Nos botecos da zona tinha o Cláudio, negão de Jundiaí, que andava de muleta e tinha braços tão longos que quase alcançavam o chão. Quando se punha a tocar e a cantar, o violão parecia uma bateria de escola de samba. Ainda me lembro do dia em que anunciaram sua morte e juntamos todos os boêmios, contritos, em uma missa na Matriz. Momento inesquecível, que não será único porque certamente se repetirá no dia em que Cláudio efetivamente morrer. Naquela época, a morte foi um álibi para fugir do assédio de uma mocinha da tia Jovita, que ele enganara com promessas vãs.
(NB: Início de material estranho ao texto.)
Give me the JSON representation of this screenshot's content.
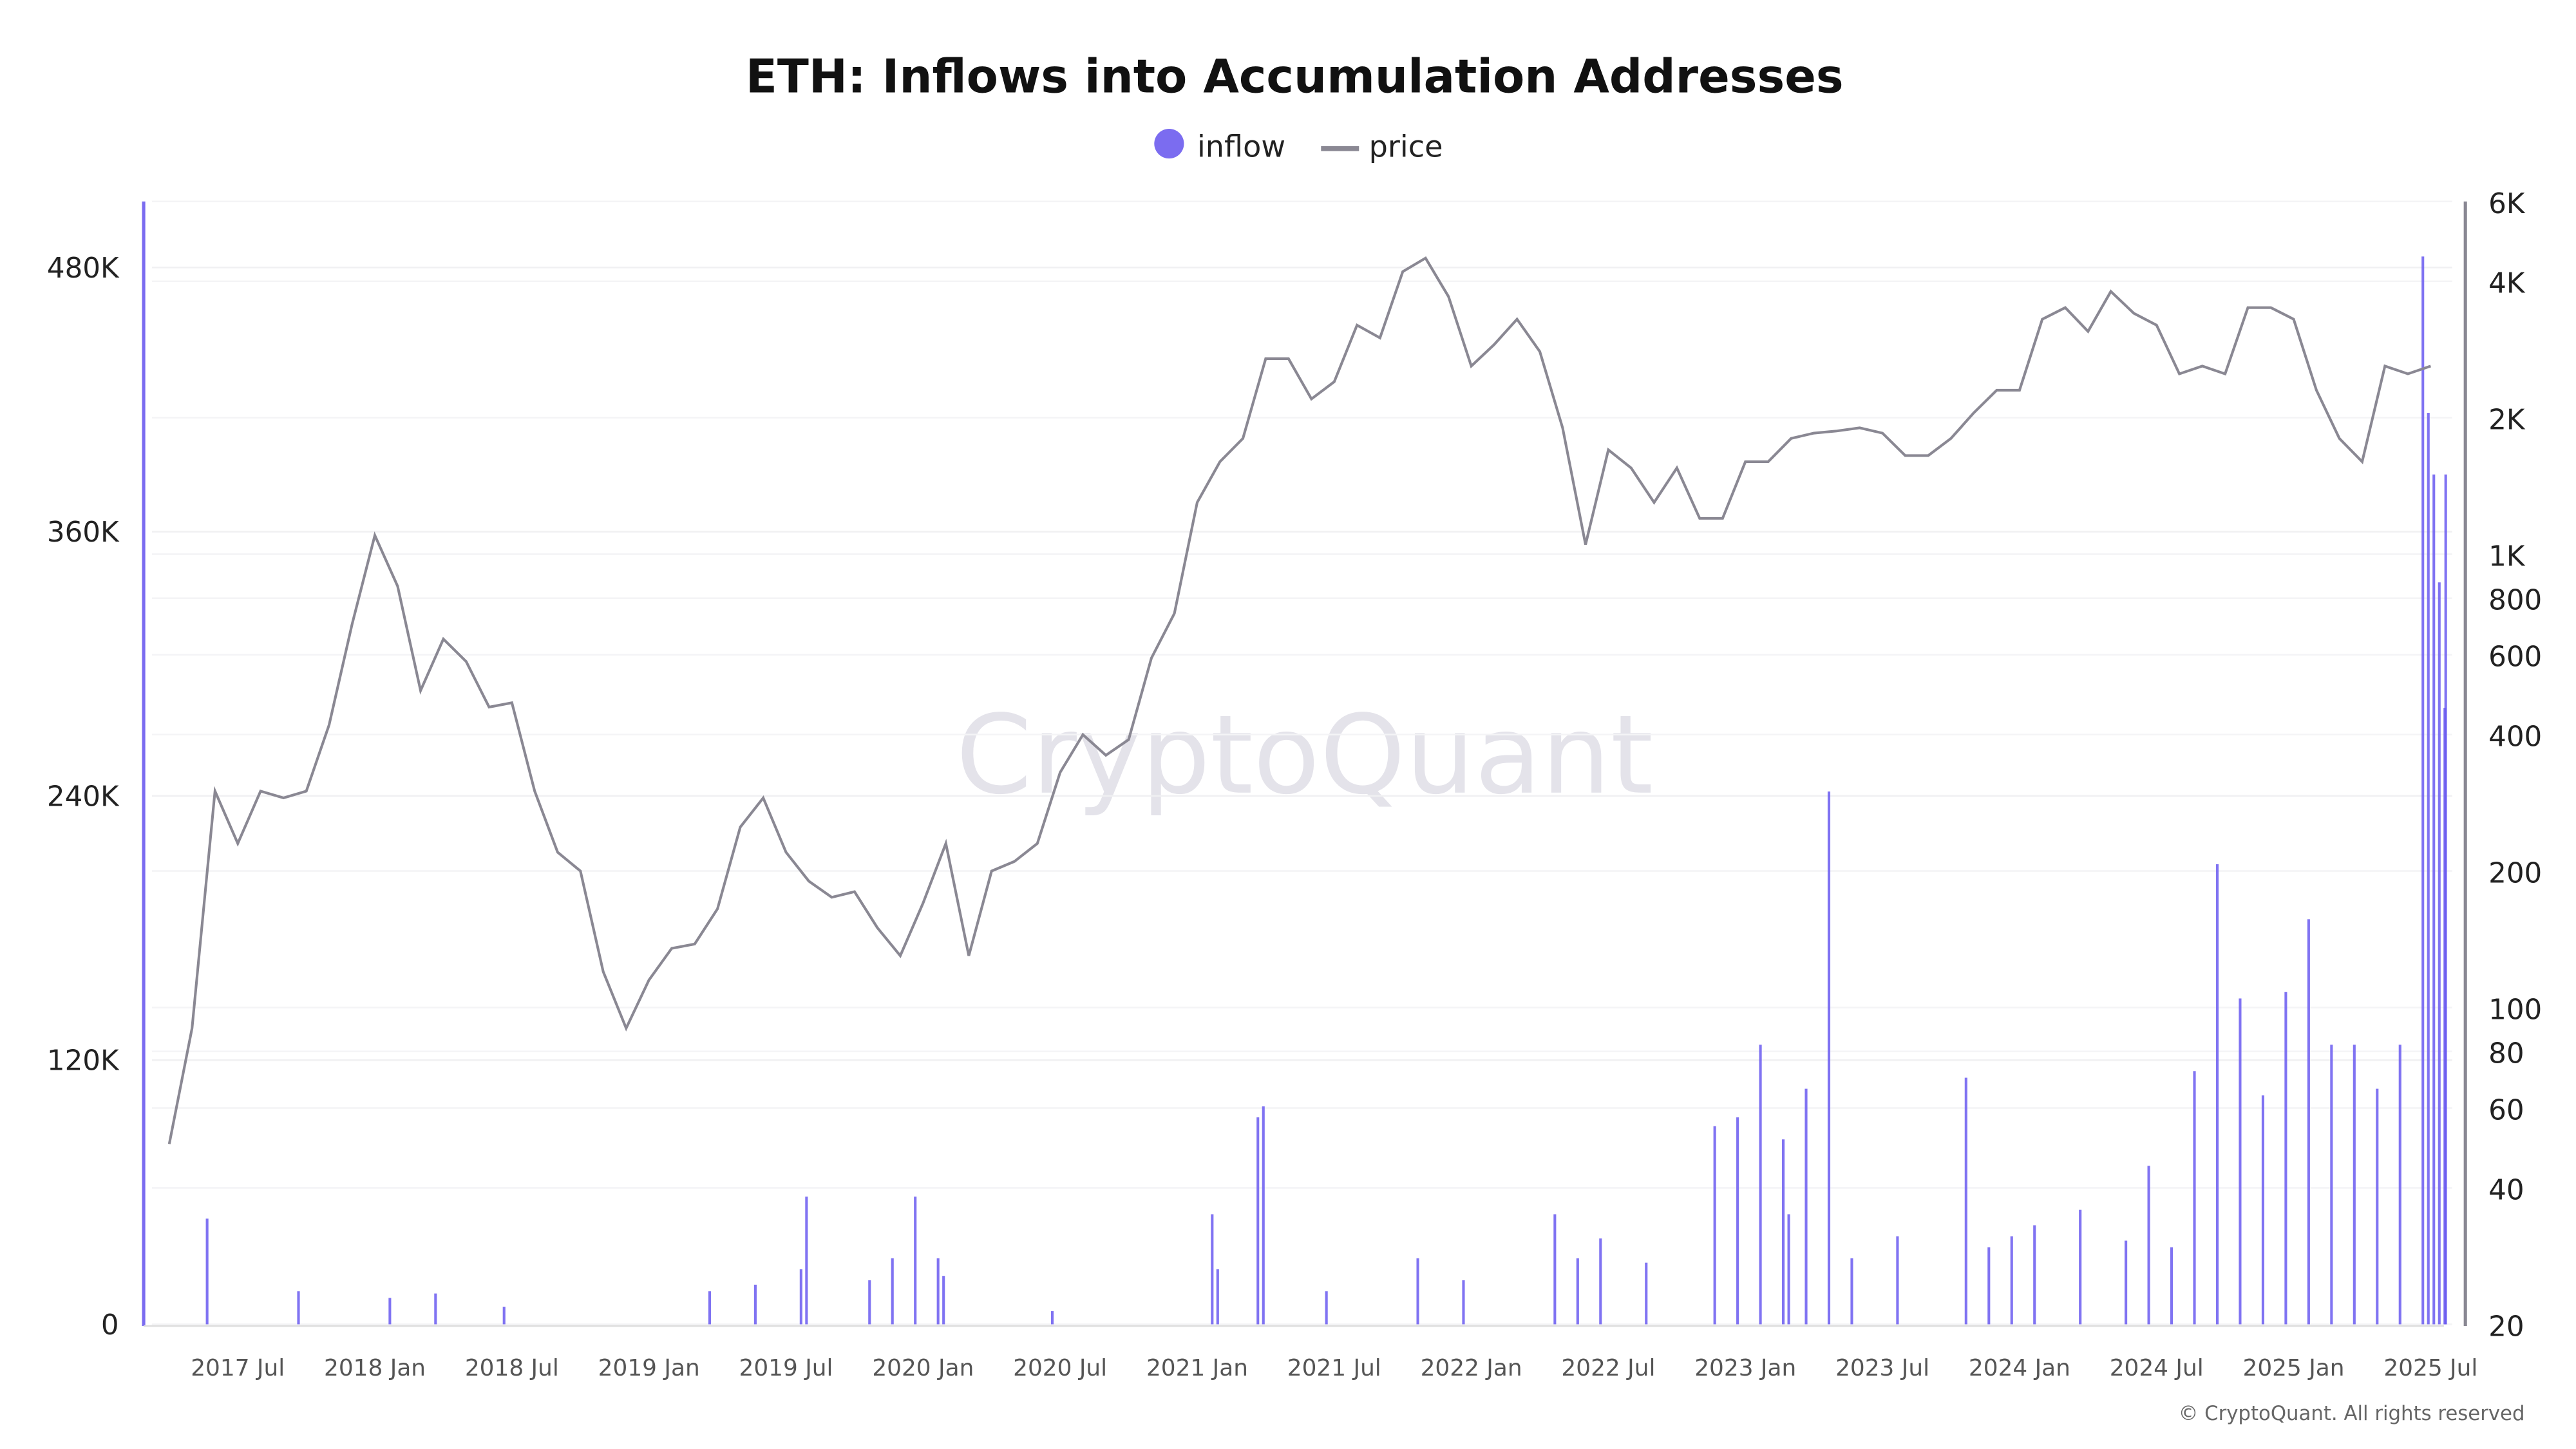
{
  "chart_data": {
    "type": "bar+line",
    "title": "ETH: Inflows into Accumulation Addresses",
    "legend": [
      {
        "name": "inflow",
        "color": "#7b6cf0",
        "marker": "circle"
      },
      {
        "name": "price",
        "color": "#8a8893",
        "marker": "line"
      }
    ],
    "legend_position": "top-center",
    "watermark": "CryptoQuant",
    "footer": "© CryptoQuant. All rights reserved",
    "x_ticks": [
      "2017 Jul",
      "2018 Jan",
      "2018 Jul",
      "2019 Jan",
      "2019 Jul",
      "2020 Jan",
      "2020 Jul",
      "2021 Jan",
      "2021 Jul",
      "2022 Jan",
      "2022 Jul",
      "2023 Jan",
      "2023 Jul",
      "2024 Jan",
      "2024 Jul",
      "2025 Jan",
      "2025 Jul"
    ],
    "y_left": {
      "label": "inflow",
      "ticks": [
        "0",
        "120K",
        "240K",
        "360K",
        "480K"
      ],
      "tick_values": [
        0,
        120,
        240,
        360,
        480
      ],
      "range_k": [
        0,
        510
      ]
    },
    "y_right": {
      "label": "price",
      "scale": "log",
      "ticks": [
        "20",
        "40",
        "60",
        "80",
        "100",
        "200",
        "400",
        "600",
        "800",
        "1K",
        "2K",
        "4K",
        "6K"
      ],
      "tick_values": [
        20,
        40,
        60,
        80,
        100,
        200,
        400,
        600,
        800,
        1000,
        2000,
        4000,
        6000
      ],
      "range": [
        20,
        6000
      ]
    },
    "price_series": {
      "name": "price",
      "start": "2017-04",
      "interval": "month",
      "values": [
        50,
        90,
        300,
        230,
        300,
        290,
        300,
        420,
        700,
        1100,
        850,
        500,
        650,
        580,
        460,
        470,
        300,
        220,
        200,
        120,
        90,
        115,
        135,
        138,
        165,
        250,
        290,
        220,
        190,
        175,
        180,
        150,
        130,
        170,
        230,
        130,
        200,
        210,
        230,
        330,
        400,
        360,
        390,
        590,
        740,
        1300,
        1600,
        1800,
        2700,
        2700,
        2200,
        2400,
        3200,
        3000,
        4200,
        4500,
        3700,
        2600,
        2900,
        3300,
        2800,
        1900,
        1050,
        1700,
        1550,
        1300,
        1550,
        1200,
        1200,
        1600,
        1600,
        1800,
        1850,
        1870,
        1900,
        1850,
        1650,
        1650,
        1800,
        2050,
        2300,
        2300,
        3300,
        3500,
        3100,
        3800,
        3400,
        3200,
        2500,
        2600,
        2500,
        3500,
        3500,
        3300,
        2300,
        1800,
        1600,
        2600,
        2500,
        2600
      ]
    },
    "inflow_series": {
      "name": "inflow",
      "unit": "K ETH",
      "points": [
        [
          "2017-05",
          48
        ],
        [
          "2017-09",
          15
        ],
        [
          "2018-01",
          12
        ],
        [
          "2018-03",
          14
        ],
        [
          "2018-06",
          8
        ],
        [
          "2019-03",
          15
        ],
        [
          "2019-05",
          18
        ],
        [
          "2019-07",
          25
        ],
        [
          "2019-07",
          58
        ],
        [
          "2019-10",
          20
        ],
        [
          "2019-11",
          30
        ],
        [
          "2019-12",
          58
        ],
        [
          "2020-01",
          30
        ],
        [
          "2020-01",
          22
        ],
        [
          "2020-06",
          6
        ],
        [
          "2021-01",
          50
        ],
        [
          "2021-01",
          25
        ],
        [
          "2021-03",
          94
        ],
        [
          "2021-03",
          99
        ],
        [
          "2021-06",
          15
        ],
        [
          "2021-10",
          30
        ],
        [
          "2021-12",
          20
        ],
        [
          "2022-04",
          50
        ],
        [
          "2022-05",
          30
        ],
        [
          "2022-06",
          39
        ],
        [
          "2022-08",
          28
        ],
        [
          "2022-11",
          90
        ],
        [
          "2022-12",
          94
        ],
        [
          "2023-01",
          127
        ],
        [
          "2023-02",
          84
        ],
        [
          "2023-02",
          50
        ],
        [
          "2023-03",
          107
        ],
        [
          "2023-04",
          242
        ],
        [
          "2023-05",
          30
        ],
        [
          "2023-07",
          40
        ],
        [
          "2023-10",
          112
        ],
        [
          "2023-11",
          35
        ],
        [
          "2023-12",
          40
        ],
        [
          "2024-01",
          45
        ],
        [
          "2024-03",
          52
        ],
        [
          "2024-05",
          38
        ],
        [
          "2024-06",
          72
        ],
        [
          "2024-07",
          35
        ],
        [
          "2024-08",
          115
        ],
        [
          "2024-09",
          209
        ],
        [
          "2024-10",
          148
        ],
        [
          "2024-11",
          104
        ],
        [
          "2024-12",
          151
        ],
        [
          "2025-01",
          184
        ],
        [
          "2025-02",
          127
        ],
        [
          "2025-03",
          127
        ],
        [
          "2025-04",
          107
        ],
        [
          "2025-05",
          127
        ],
        [
          "2025-06",
          485
        ],
        [
          "2025-06",
          414
        ],
        [
          "2025-06",
          386
        ],
        [
          "2025-06",
          337
        ],
        [
          "2025-06",
          280
        ],
        [
          "2025-07",
          386
        ]
      ]
    }
  }
}
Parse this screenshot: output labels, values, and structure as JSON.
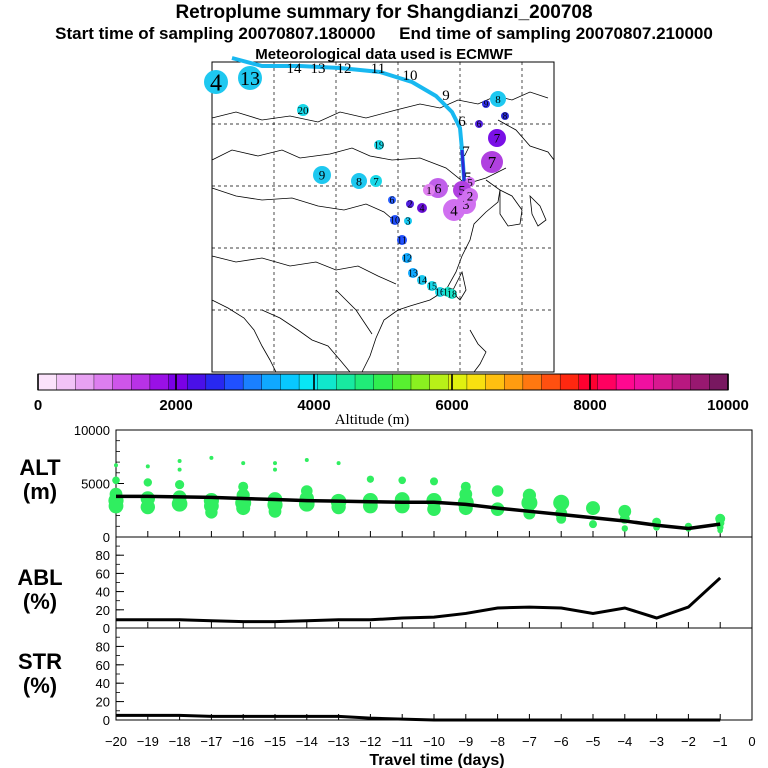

Os sons da adolescência não eram tão refinados quanto os que vim a conhecer, depois, em São Paulo. Mas eram inesquecíveis. Ainda hoje a turma se recorda do Dimas, o nordestino que era operário da Delaroli, cantava que nem Orlando Silva e que nos acompanhava nas serenatas, terminando a noite com um indefectível "deixa-me sofrer / que eu mereço", que o fazia recordar o ato de fraqueza de ter tido um caso com a própria cunhada.
Depois, em São Paulo, vieram os sons da Galeria Metrópole, a flauta de Manezinho, o bandolim do Evandro, o Adauto Santos e o Luiz Carlos Paraná. Eram ótimos, mas muito acima das nossas pretensões.
Nossa noite se encheu quando conhecemos o bar do Alemão, e as figuras reverenciais do dono Dagô do Pandeiro e do Nelsinho Risada, do cavaquinho. O bar está de cara nova, foi adquirido por Eduardo Gudin e pelo Flavinho, companheiros daqueles tempos.
No fim de noite, o Alemão recebia os músicos da noite, tanto os paulistanos quanto os que vinham do Rio. Foi lá que conheci os clássicos Cartola e Nelson Cavaquinho. E todos os anônimos veteranos e os jovens que se iniciavam na música.
Foi lá que o Serginho Leite começou com o violão de sete cordas, Arismar do Espírito Santo treinou seus primeiros sons do contrabaixo, Vicente Barreto mostrou suas composições com Vinicius, Heraldo nos apresentou as peças de Garoto, Baiano e Negão Almeida desfilaram seus sambas e a turma da Cesp dividiu conosco seus sons, das modas de viola do Tietê de Riolando ao samba de breque de Marchezan. E o Pelão só olhando com ar invocado e pegando inspiração para seus LPs.
Foram tantos os lugares, tantas as vozes que às vezes até me esqueço. Por onde andará Zezé, a prostituta da baixada do Glicério que nos encantava cantando Lupicínio nas noites da rua Avanhandava, no bar do prédio em que moravam o Zé Grandão e o Dom e Ravel em início de carreira?
Dessas vozes, poucas me encantaram tanto quanto a de dona Ica, a mãe dos irmãos Assad, com quem partilhei algumas noitadas em São João da Boa Vista, ao lado do marido, seu Jorge. A família está em excursão pelos Estados Unidos. E o Sérgio manda um e-mail com a crítica do "Los Angeles Times", chamando dona Ica de "a Billie Holiday brasileira".
Foi um tesouro, do imenso acervo de tesouros musicais brasileiros, que o mundo ainda há de reverenciar.